Court Finds Insurer’s Knowledge of Potential Liability Precludes Application of Known Loss Doctrine and That “Ensuing Loss” Clause Applies
Wednesday, March 7, 2012

In Nipponkoa Ins. Co., Ltd. v. NDK Crystal, Inc., 3:11-cv-50205 (N.D. Ill. Dec. 29, 2011), the court held that a first party property policy covered the insureds’ losses arising from an explosion, concluding that because the insurer had equal knowledge of the potential liability, the known loss doctrine did not apply. Further, the court held that the ensuing loss exception to several policy exclusions clearly provided that the insurer was liable for loss or damage caused by an explosion.

The insureds operate a facility in Belvidere, Illinois to grow synthetic quartz crystals in eight pressurized vessels called “autoclaves.” (The crystals are for use in crystal frequency control devices and optical applications). In early 2007, after one of the autoclaves began leaking a pressurized caustic solution, an inspection revealed a large crack in five of the autoclave lids and that the other three autoclave lids had indications of potential cracks. A joint investigation revealed that all of the autoclaves were at risk of catastrophic failure and that the cracking was due to stress corrosion caused by design and material defects. While the investigation was pending the insureds elected to resume operations with the three of the autoclaves whose lids did not yet have confirmed cracks, despite warnings from both the insurer’s metallurgist and he design firm that there was a risk of serious injury or death should one of the autoclaves fail. The insurer warned that it would provide no coverage in the event of a loss or damage sustained as a result of returning the autoclaves to service in their current condition. Meanwhile, the insureds had already filed a lawsuit against the design firm. In July 2008 the insureds amended their complaint against the design firm to allege that the heat treatment and fabrication of the autoclaves were negligently performed, failed to comply with the implied warranties of merchantability or fitness for a particular purpose, and that the autoclave bodies and covers would require replacement. The insureds did not, however, replace the autoclaves.

The Policy went into effect on August 1, 2009, and on December 7, 2009, one of the autoclaves failed and exploded, causing significant damage to the facility and one fatality. The insurer filed a declaratory judgment action seeking a declaration that the Policy did not cover the insureds’ losses because the explosion was not the result of a fortuitous event (Count I). The insurer alternatively sought a declaration that, among other things, there was no coverage for the cost associated with replacing the components involved in the explosion because the explosion was caused by perils specifically excluded from coverage (Count II).

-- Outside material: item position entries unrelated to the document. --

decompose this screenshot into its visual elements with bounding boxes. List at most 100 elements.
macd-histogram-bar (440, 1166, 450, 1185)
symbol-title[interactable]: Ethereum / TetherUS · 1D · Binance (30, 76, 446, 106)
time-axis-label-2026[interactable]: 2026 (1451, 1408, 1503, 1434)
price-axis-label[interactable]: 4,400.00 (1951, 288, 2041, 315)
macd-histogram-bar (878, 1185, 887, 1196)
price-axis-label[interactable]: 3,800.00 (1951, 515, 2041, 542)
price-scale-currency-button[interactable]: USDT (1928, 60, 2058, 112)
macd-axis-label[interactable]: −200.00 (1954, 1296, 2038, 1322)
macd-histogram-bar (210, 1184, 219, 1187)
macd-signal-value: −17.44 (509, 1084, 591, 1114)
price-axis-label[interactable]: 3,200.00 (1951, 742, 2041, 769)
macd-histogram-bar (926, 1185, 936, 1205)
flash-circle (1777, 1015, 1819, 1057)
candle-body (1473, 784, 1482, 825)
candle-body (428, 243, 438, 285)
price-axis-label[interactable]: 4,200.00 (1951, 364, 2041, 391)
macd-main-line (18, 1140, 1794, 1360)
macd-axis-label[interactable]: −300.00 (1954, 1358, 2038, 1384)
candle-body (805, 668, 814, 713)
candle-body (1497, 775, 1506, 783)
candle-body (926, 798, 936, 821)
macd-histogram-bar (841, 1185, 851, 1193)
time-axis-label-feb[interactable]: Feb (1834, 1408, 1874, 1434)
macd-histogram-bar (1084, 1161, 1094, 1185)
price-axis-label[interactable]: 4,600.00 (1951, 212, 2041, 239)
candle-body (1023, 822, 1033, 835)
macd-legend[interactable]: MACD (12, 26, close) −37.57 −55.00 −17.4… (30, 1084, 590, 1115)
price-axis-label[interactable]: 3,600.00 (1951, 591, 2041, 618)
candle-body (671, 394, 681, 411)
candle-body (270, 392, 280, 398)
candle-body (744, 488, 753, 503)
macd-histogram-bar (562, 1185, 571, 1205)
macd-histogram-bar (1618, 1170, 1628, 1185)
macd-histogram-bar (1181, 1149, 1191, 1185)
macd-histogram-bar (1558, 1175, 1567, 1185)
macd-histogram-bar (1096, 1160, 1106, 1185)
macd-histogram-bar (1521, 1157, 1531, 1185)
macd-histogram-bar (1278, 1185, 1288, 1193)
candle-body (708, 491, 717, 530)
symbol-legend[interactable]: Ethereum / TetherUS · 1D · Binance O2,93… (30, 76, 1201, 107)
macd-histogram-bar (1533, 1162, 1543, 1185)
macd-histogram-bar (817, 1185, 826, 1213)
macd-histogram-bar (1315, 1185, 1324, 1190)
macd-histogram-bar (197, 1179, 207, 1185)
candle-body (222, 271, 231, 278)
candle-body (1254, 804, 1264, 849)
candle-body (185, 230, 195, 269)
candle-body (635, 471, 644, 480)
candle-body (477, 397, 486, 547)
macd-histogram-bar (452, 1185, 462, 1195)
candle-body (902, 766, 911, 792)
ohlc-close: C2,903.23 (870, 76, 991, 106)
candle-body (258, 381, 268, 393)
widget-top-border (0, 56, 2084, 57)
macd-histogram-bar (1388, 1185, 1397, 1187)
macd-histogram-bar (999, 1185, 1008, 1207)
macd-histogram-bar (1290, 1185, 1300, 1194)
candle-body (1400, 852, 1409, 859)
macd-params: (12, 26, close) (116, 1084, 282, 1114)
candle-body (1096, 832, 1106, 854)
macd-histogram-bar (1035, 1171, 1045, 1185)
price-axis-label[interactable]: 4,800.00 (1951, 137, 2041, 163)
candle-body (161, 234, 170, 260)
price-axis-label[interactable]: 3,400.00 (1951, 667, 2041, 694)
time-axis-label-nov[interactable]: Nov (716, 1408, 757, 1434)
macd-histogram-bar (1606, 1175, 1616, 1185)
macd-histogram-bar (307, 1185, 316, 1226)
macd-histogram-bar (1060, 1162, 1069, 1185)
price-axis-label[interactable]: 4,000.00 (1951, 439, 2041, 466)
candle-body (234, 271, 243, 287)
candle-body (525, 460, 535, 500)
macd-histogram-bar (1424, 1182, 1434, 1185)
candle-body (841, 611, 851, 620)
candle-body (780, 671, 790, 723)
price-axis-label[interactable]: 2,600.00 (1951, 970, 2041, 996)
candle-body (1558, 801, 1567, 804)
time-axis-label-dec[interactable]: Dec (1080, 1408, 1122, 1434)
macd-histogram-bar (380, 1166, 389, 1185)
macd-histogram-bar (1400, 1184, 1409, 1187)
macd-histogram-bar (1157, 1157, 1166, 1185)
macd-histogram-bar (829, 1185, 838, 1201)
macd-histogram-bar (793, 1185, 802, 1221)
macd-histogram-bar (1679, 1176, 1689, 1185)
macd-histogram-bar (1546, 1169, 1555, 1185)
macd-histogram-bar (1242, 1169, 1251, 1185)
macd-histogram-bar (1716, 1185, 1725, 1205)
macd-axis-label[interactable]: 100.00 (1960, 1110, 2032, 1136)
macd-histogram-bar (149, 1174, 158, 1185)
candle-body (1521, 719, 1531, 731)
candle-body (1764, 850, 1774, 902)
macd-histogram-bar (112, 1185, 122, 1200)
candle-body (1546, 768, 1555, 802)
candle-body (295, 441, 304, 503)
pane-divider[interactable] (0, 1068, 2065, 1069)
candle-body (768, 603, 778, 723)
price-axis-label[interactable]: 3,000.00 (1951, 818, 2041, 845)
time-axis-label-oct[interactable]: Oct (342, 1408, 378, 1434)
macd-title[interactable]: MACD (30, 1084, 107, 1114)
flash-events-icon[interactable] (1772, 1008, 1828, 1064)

The insurer argued that the known loss doctrine precluded coverage because the insureds continued operations when they knew or should have known prior to the inception of the Policy period that the facilities were defective and susceptible to catastrophic failure. Granting the insureds’ motion to dismiss Count I, the court rejected the argument and noted that while the known loss doctrine excludes from coverage losses that ”exist or are so probable or imminent at the time the parties enter the insurance agreement that their occurrence is foreseeable to the parties,” (citing Zaragon Holdings, Inc. v. Indian Harbor Ins. Co., No. 08 C 111, 2011 WL 1374980, at *4 (N.D. Ill. Apr. 12, 2011)), the insurer’s knowledge also is relevant to the application of the doctrine. As the court explained, if an insurer is equally aware of the potential liability from conduct alleged to be a known loss, it must expressly exclude that risk from coverage. (quoting Mo. Pac. R.R. Co. v. AM. Home Assurance Co., 286 Ill. App. 3d 305, 315-16 (1997).) The court agreed with the insureds, reasoning that the insurer was aware of the risk of an autoclave failing or exploding, went so far as to warn its insureds of that risk in the years prior to issuing the Policy, and contemplated a reservation of rights with respect to loss from any explosion, yet failed to include in the Policy any reservation or exclusion relating to the potential risk.

The court also rejected the insurer’s argument that the Policy excluded from coverage loss resulting from the explosion. Among other things, the insurer sought a declaration that the Policy’s exclusions for “cracking” and “corrosion” and/or “design,” “workmanship” and “material defects” applied, thereby excluding coverage. The insureds argued that the ensuing loss exception applied, under which, if an enumerated excluded loss (e.g., the cracking, corrosion, design, workmanship, material defects exclusions on which the insurer relied) “results in a ‘specified causes of loss’ [sic] … [the insurer] will pay for the loss or damage caused by that ‘specified causes [sic] of loss.’” The Policy defined “specified cause of loss” to include explosions. Characterizing the ensuing loss provision as an “an exception to the exceptions,” the court rejected the insurer’s argument that its holding “interpret[ed] an ensuing loss provision to create coverage where none exists.” Accordingly, the court granted the insureds’ motion for partial judgment on the pleadings.